Your personal statement is the first place people consider when weighing how you can explain a weak point in your application.

Disclaimer: This is extremely difficult to do well, and it will only apply to certain applicants. If you have real life or personal circumstances that interfered with a strong MCAT performance, this would be the place to mention that.

It can be accomplished if you use only a portion of your personal statement (no more than 2 sentences) to explain a poor performance, and what you’ve done to improve yourself and learn from the situation. The emphasis should be on how you have moved forward from the low MCAT score, not the score itself. Whether you are explaining a suboptimal performance followed by a more impressive score or explaining how standardized test taking is not a strong suit, this can be a place to do it. Because this is one of the only sections in your application that allows for free thought (as opposed to objective data), it might be an option to consider.

That being said, it is best not to make excuses for a poor performance. If there is no real reason for your low MCAT score besides simply poor testing, then you should not use the personal statement to address a low MCAT score. Rather, you should focus your energy on telling a compelling story in the essay.

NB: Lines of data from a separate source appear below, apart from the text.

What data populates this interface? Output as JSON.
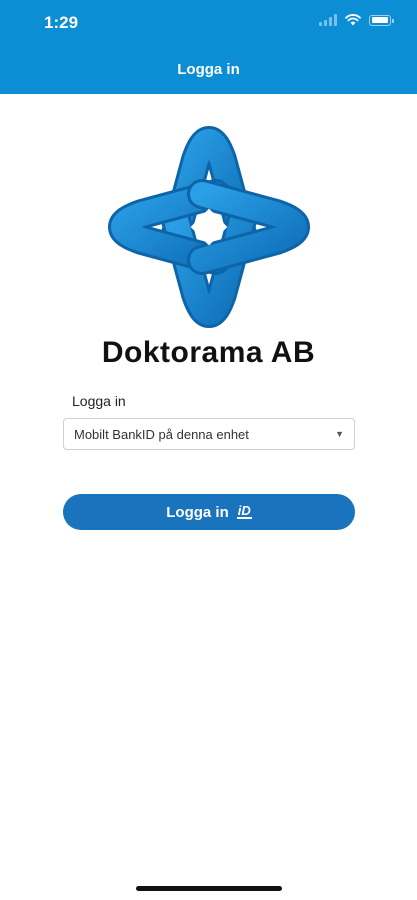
{
  "status_bar": {
    "time": "1:29",
    "icons": [
      "signal-icon",
      "wifi-icon",
      "battery-icon"
    ]
  },
  "nav": {
    "title": "Logga in"
  },
  "brand": {
    "company_name": "Doktorama AB",
    "logo": "knot-cross-logo"
  },
  "form": {
    "label": "Logga in",
    "method_selected": "Mobilt BankID på denna enhet"
  },
  "login_button": {
    "label": "Logga in",
    "icon": "bankid-icon"
  },
  "colors": {
    "header": "#0b8ed4",
    "button": "#1a73bd",
    "logo_blue": "#1e8fd6"
  }
}
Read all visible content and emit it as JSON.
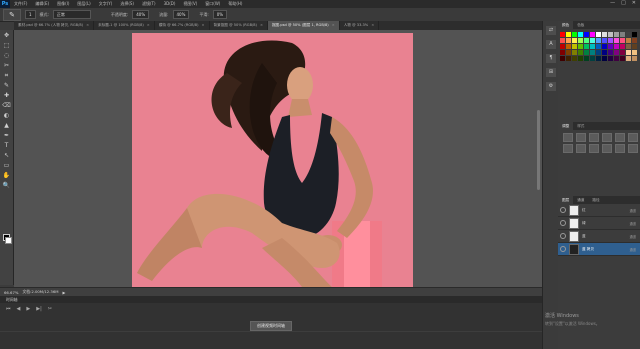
{
  "app": {
    "logo": "Ps",
    "menu": [
      "文件(F)",
      "编辑(E)",
      "图像(I)",
      "图层(L)",
      "文字(Y)",
      "选择(S)",
      "滤镜(T)",
      "3D(D)",
      "视图(V)",
      "窗口(W)",
      "帮助(H)"
    ],
    "window_buttons": [
      "—",
      "□",
      "✕"
    ]
  },
  "options": {
    "tool_icon": "brush-icon",
    "size": "1",
    "mode_label": "模式:",
    "mode": "正常",
    "opacity_label": "不透明度:",
    "opacity": "40%",
    "flow_label": "流量:",
    "flow": "40%",
    "smooth_label": "平滑:",
    "smooth": "0%"
  },
  "tabs": [
    {
      "label": "素材.psd @ 66.7% (人物 拷贝, RGB/8)",
      "active": false
    },
    {
      "label": "未标题-1 @ 100% (RGB/8)",
      "active": false
    },
    {
      "label": "模特 @ 66.7% (RGB/8)",
      "active": false
    },
    {
      "label": "背景抠图 @ 50% (RGB/8)",
      "active": false
    },
    {
      "label": "抠图.psd @ 50% (图层 1, RGB/8)",
      "active": true
    },
    {
      "label": "人物 @ 33.3%",
      "active": false
    }
  ],
  "tools": [
    "✥",
    "⬚",
    "◌",
    "✂",
    "⌗",
    "✎",
    "✚",
    "⌫",
    "◐",
    "▲",
    "✒",
    "T",
    "↖",
    "▭",
    "✋",
    "🔍"
  ],
  "status": {
    "zoom": "66.67%",
    "doc": "文档:2.00M/12.36M",
    "arrow": "▶"
  },
  "timeline": {
    "title": "时间轴",
    "controls": [
      "⏮",
      "◀",
      "▶",
      "▶|",
      "✂"
    ],
    "create_button": "创建视频时间轴"
  },
  "side_icons": [
    "⇄",
    "A",
    "¶",
    "⊞",
    "⚙"
  ],
  "panels": {
    "color_tabs": [
      "颜色",
      "色板"
    ],
    "swatch_colors": [
      "#ff0000",
      "#ffff00",
      "#00ff00",
      "#00ffff",
      "#0000ff",
      "#ff00ff",
      "#ffffff",
      "#e0e0e0",
      "#c0c0c0",
      "#a0a0a0",
      "#808080",
      "#404040",
      "#000000",
      "#ff5050",
      "#ffa050",
      "#fff050",
      "#a0ff50",
      "#50ff80",
      "#50ffe0",
      "#50a0ff",
      "#5050ff",
      "#a050ff",
      "#ff50e0",
      "#ff5080",
      "#c08040",
      "#804020",
      "#c00000",
      "#c06000",
      "#c0c000",
      "#60c000",
      "#00c060",
      "#00c0c0",
      "#0060c0",
      "#0000c0",
      "#6000c0",
      "#c000c0",
      "#c00060",
      "#806040",
      "#604020",
      "#800000",
      "#804000",
      "#808000",
      "#408000",
      "#008040",
      "#008080",
      "#004080",
      "#000080",
      "#400080",
      "#800080",
      "#800040",
      "#ffd0a0",
      "#f0c080",
      "#400000",
      "#402000",
      "#404000",
      "#204000",
      "#004020",
      "#004040",
      "#002040",
      "#000040",
      "#200040",
      "#400040",
      "#400020",
      "#e0b080",
      "#c09060"
    ],
    "adjust_tabs": [
      "调整",
      "样式"
    ],
    "layer_tabs": [
      "图层",
      "通道",
      "路径"
    ],
    "layers": [
      {
        "name": "红",
        "kind": "通道",
        "dark": false,
        "selected": false
      },
      {
        "name": "绿",
        "kind": "通道",
        "dark": false,
        "selected": false
      },
      {
        "name": "蓝",
        "kind": "通道",
        "dark": false,
        "selected": false
      },
      {
        "name": "蓝 拷贝",
        "kind": "通道",
        "dark": true,
        "selected": true
      }
    ]
  },
  "watermark": {
    "line1": "激活 Windows",
    "line2": "转到\"设置\"以激活 Windows。"
  }
}
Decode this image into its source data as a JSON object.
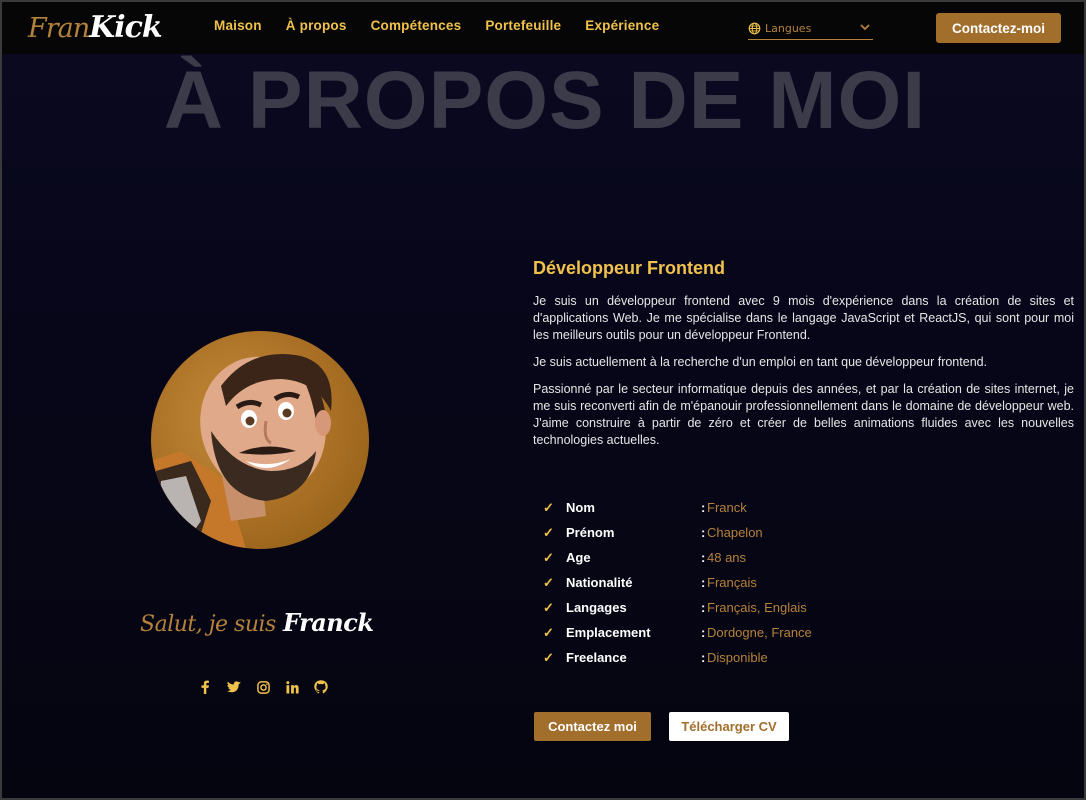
{
  "brand": {
    "part1": "Fran",
    "part2": "Kick"
  },
  "nav": {
    "links": [
      {
        "label": "Maison"
      },
      {
        "label": "À propos"
      },
      {
        "label": "Compétences"
      },
      {
        "label": "Portefeuille"
      },
      {
        "label": "Expérience"
      }
    ],
    "language": {
      "label": "Langues",
      "icon": "globe-icon"
    },
    "contact_label": "Contactez-moi"
  },
  "section_title": "À PROPOS DE MOI",
  "profile": {
    "greeting_prefix": "Salut, je suis",
    "greeting_name": "Franck",
    "socials": [
      "facebook-icon",
      "twitter-icon",
      "instagram-icon",
      "linkedin-icon",
      "github-icon"
    ]
  },
  "about": {
    "role": "Développeur Frontend",
    "paragraphs": [
      "Je suis un développeur frontend avec 9 mois d'expérience dans la création de sites et d'applications Web. Je me spécialise dans le langage JavaScript et ReactJS, qui sont pour moi les meilleurs outils pour un développeur Frontend.",
      "Je suis actuellement à la recherche d'un emploi en tant que développeur frontend.",
      "Passionné par le secteur informatique depuis des années, et par la création de sites internet, je me suis reconverti afin de m'épanouir professionnellement dans le domaine de développeur web. J'aime construire à partir de zéro et créer de belles animations fluides avec les nouvelles technologies actuelles."
    ],
    "info": [
      {
        "key": "Nom",
        "value": "Franck"
      },
      {
        "key": "Prénom",
        "value": "Chapelon"
      },
      {
        "key": "Age",
        "value": "48 ans"
      },
      {
        "key": "Nationalité",
        "value": "Français"
      },
      {
        "key": "Langages",
        "value": "Français, Englais"
      },
      {
        "key": "Emplacement",
        "value": "Dordogne, France"
      },
      {
        "key": "Freelance",
        "value": "Disponible"
      }
    ],
    "check_mark": "✓",
    "separator": ":",
    "buttons": {
      "contact": "Contactez moi",
      "cv": "Télécharger CV"
    }
  },
  "colors": {
    "accent": "#f0c14b",
    "brown": "#a16e2c",
    "value_text": "#b5823c",
    "background": "#07061a"
  }
}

2. Letters of Recommendation

Whenever you ask for a letter of recommendation—regardless of your MCAT score—you should make sure to write a cover letter for your recommenders. This is something we have all of our students at InGenius Prep do, and something that plays a large role in creating a cohesive application.

For the purpose of addressing a low MCAT score though, you should look at the breakdown. If you performed poorly on the Chemical and Physical Foundations section, maybe you want to ask your Organic Chemistry professor to write you a letter of rec. This person will be able to speak towards your ability and aptitude in the classroom over a long period of time—even if your single section score might not indicate such. Asking recommenders to address these sort of topics in their letters is probably the most direct way of addressing the content of the MCAT. These letters are most successful when the writer can speak to your qualities both in and outside of the classroom.

3. Your School List

The next way to address a low MCAT score, is being tactical about selecting where to apply. If you don’t fall into the category of being able to explain a low score in the personal statement, then there are more indirect ways that you can address this issue.

You should be realistic about where you have an actual chance of being granted an interview. Use objective data, like average MCAT scores of matriculated students, to gauge if a school is a reach, fit, or a safety. When selecting your list of schools to apply to, you should have a mix of reaches and safeties. The lower your MCAT score, the fewer safeties you will have. You will need to be honest with yourself about how realistic it is to get an interview at a reach school.

Consider applying to schools in the Caribbean with lower MCAT averages or to DO schools if your MCAT score is low.

Similarly, the lower your MCAT score, the more schools you will need to apply to in order to increase your chances of getting interviews. Apply broadly! Especially with a lower score, you should apply to 20+ schools. The only way you can GUARANTEE that you don’t get an interview, is if you don’t apply!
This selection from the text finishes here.